Question

Find the area of a circular ring formed by two concentric circles whose radii are \[5.7\text{ cm}\] and \[4.3\text{ cm }\] respectively. (Take \[\pi =3.1416\])
\[\begin{align}
  & (A)\text{ 43}\text{.98 sq}\text{.cm} \\
 & \text{(B) 53}\text{.67 sq}\text{.cm} \\
 & (C)\text{ 47}\text{.24 sq}\text{.cm} \\
 & \text{(D) 38}\text{.54 sq}\text{.cm} \\
\end{align}\]

Answer 1

Hint: We know that the area of a circle is equal to \[\pi {{r}^{2}}\] where r is the radius of the circle. We should find the area of the circle whose radius is equal to \[5.7\text{ cm}\]. Consider this area as equation (1). Now, we should find the area of the circle whose radius is equal to \[4.3\text{ cm }\text{.}\] Consider this area as equation (2). Now we should find the difference between equation (1) and equation (2). This will give the area of a circular ring formed by two concentric circles whose radii are \[5.7\text{ cm}\] and \[4.3\text{ cm }\] respectively.

Complete step-by-step solution -
Before solving the question, we should know the formula of the area of the circle. The area of the circle is equal to \[\pi {{r}^{2}}\] where r is the radius of the circle.

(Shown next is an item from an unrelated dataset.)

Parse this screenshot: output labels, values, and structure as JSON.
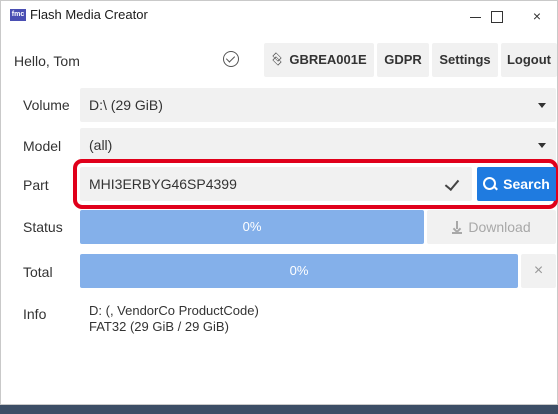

We know that the area of a circular ring is equal to the area of outer circular ring and area of inner circular ring.
From the diagram,
Area of inner circular ring = Area of circle of radius \[4.3\text{ cm }\]
Area of outer circular ring = Area of circle of radius \[5.7\text{ cm}\]
Area of circle of radius \[4.3\text{ cm }\]\[=\pi {{\left( 4.3 \right)}^{2}}=(18.49)\pi c{{m}^{2}}=(18.49)(3.1416)c{{m}^{2}}=58.088184c{{m}^{2}}......(1)\]
Area of circle of radius \[5.7\text{ cm}\]
\[=\pi {{\left( 5.7 \right)}^{2}}=(32.49)\pi c{{m}^{2}}=(18.49)(3.1416)c{{m}^{2}}=102.070584c{{m}^{2}}.....(2)\]
Now we will subtract equation (1) with equation (2).
Area of circular ring \[=(102.070584-58.088184)c{{m}^{2}}=43.9824c{{m}^{2}}\]
So, the area of the circular ring is equal to \[43.9824sq.cm\].
Hence, option (1) is correct.

Note: Students may confuse that the area of the circular ring is equal to the sum of the area of inner circle and area of outer circle. Then, we will get area of circular ring \[=(102.070584+58.088184)c{{m}^{2}}=160.158768c{{m}^{2}}\]
This is a completely wrong assumption. We should remember that the area of a circular ring is the equal difference of the area of outer circle with area of inner circle.